Wednesday, September 11, 2013

ARC Review: Wild Cards (Wild Cards #1) by Simone Elkeles

The blurb as seen on Goodreads:
Release Date: October 1, 2013
Publisher: Walker Books for Young Readers
288 Pages

After getting kicked out of boarding school, bad boy Derek Fitzpatrick has no choice but to live with his ditzy stepmother while his military dad is deployed. Things quickly go from bad to worse when he finds out she plans to move them back to her childhood home in Illinois. Derek’s counting the days before he can be on his own, and the last thing he needs is to get involved with someone else’s family drama.

Ashtyn Parker knows one thing for certain--people you care about leave without a backward glance. A football scholarship would finally give her the chance to leave. So she pours everything into winning a state championship, until her boyfriend and star quarterback betrays them all by joining their rival team. Ashtyn needs a new game plan, but it requires trusting Derek—someone she barely knows, someone born to break the rules. Is she willing to put her heart on the line to try and win it all?

Wild Cards is another romantic YA novel by the talented Simone Elkeles. It's full of romance, drama and football. Like Elkeles other novels, this is an extremely entertaining story that readers will have no trouble enjoying. While I did, I was also very disappointed by the novel as a whole to the point where I'm conflicted on how to rate this. There could be two different ratings for this book: quality, and entertainment. Entertainment would get a rating of at least four, but the quality of Wild Cards was inadequate.

There were some really great things about this novel… and then there were some really not great things about this novel. On one hand, it's another addicting story that will keep readers hooked, unable to put down the story, or let go of its (main) characters. On the other hand, it felt incomplete. This was a romance focused story--not well rounded and detail oriented. The plot was pretty steady, but like the rest of the story, lack details where they meant the most. I learned a lot about football though.

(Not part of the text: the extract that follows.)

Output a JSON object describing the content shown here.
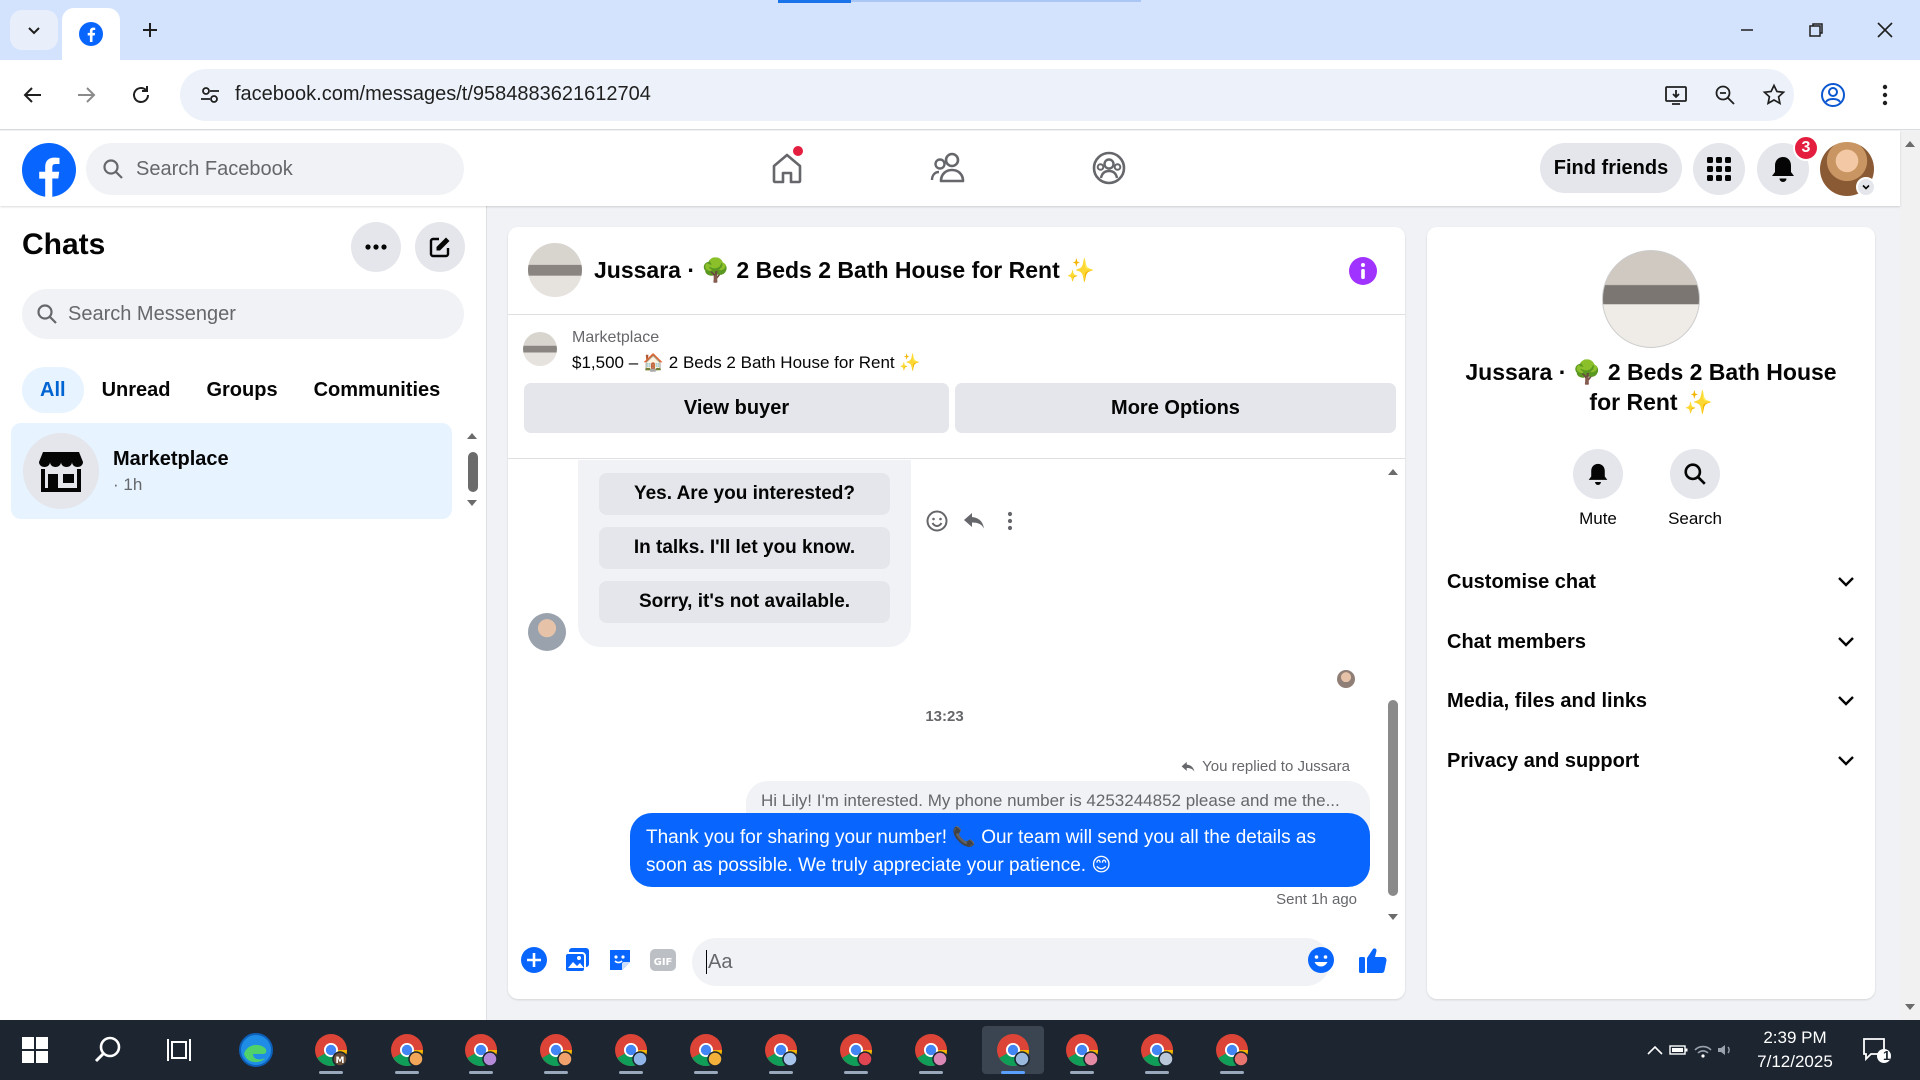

After being expelled from his prestigious high school, Derek is moving with his step-mother and step-brother to her home town in Illinois to live with her father and sister while his father is deployed overseas. Ashtyn's life changes drastically when she is elected as the captain of her football team by her teammates. When her sister shows up unexpectedly towing a toddler and an attractive bad boy, she is determined to not let Derek affect her. But a turn of events has her in desperate need of his help, and she may just find what she's been missing.

I could not for the life of my figure out why, after finishing Wild Cards, I was so unsatisfied. Until I spent almost two hours laying in bed thinking it over and I came to the conclusion that the story lacked so much detail that it was making me angry. So much was missing from the story that it didn't feel like it was done. Plus everything we do know about the story was shoved into the readers' faces, rather than showed to us over time. I know that this is going to be a sequel, but I'm sure that the author plans to go outside the couple introduced in this story and never put focus on Ashtyn, Derek, or their histories (including the background of their families) again. Frustration. Frustration. Frustration.

There wasn't enough background on the minor characters to say that they added anything to the story, even those very close to Derek and Ashtyn. I felt disconnected from the story because of the lack of character solidity. If I had to say anything, I'd say that I wasn't a huge fan of the characters. Mostly because I didn't really feel like I knew them--beyond Derek and Ashtyn and even my knowledge of the main characters was pretty sketchy. The minor characters seemed to be brought in only to help the protagonists and then they were left out to gather dust. They were extremely one-dimensional with roles that weren't potent enough to meet their mark. Not that the main characters did much for me either. Ashtyn annoyed me more than I can say, and while I liked Derek, some of his actions and the way he spoke to Ashtyn about her place on the football team really, really pissed me off. 

It's gotten to the point where I am extremely frustrated by fact that this wasn't able to meet its full potential. This could've been a super great novel, but for me at least, it only ended up as a pretty good book. I'm not very enthusiastic about it any more and that's pretty upsetting because I was so excited to start it. Wild Cards was a predictable, typical romance with a football twist that didn't meet my high expectations. 
I received an e-copy of this novel from the publisher for my honest opinion and review via Netgalley.


  1. oh i completely feel your pain. Romance novels still need foundation. The romance alone can't sustain the book. The relationship dynamic though sounds like it'll create a ton of angst that I'm looking forward to. However the lack of depth outside the main characters and also their histories is a little bit discouraging.

    great review,
    - Juhina @ Maji Bookshelf

  2. Boo. This was going to be my first Simone Elkeles book, but I'm moving it down the pile in favor of better books since I haven't seen any fantastic reviews for it. Sorry it was so disappointing.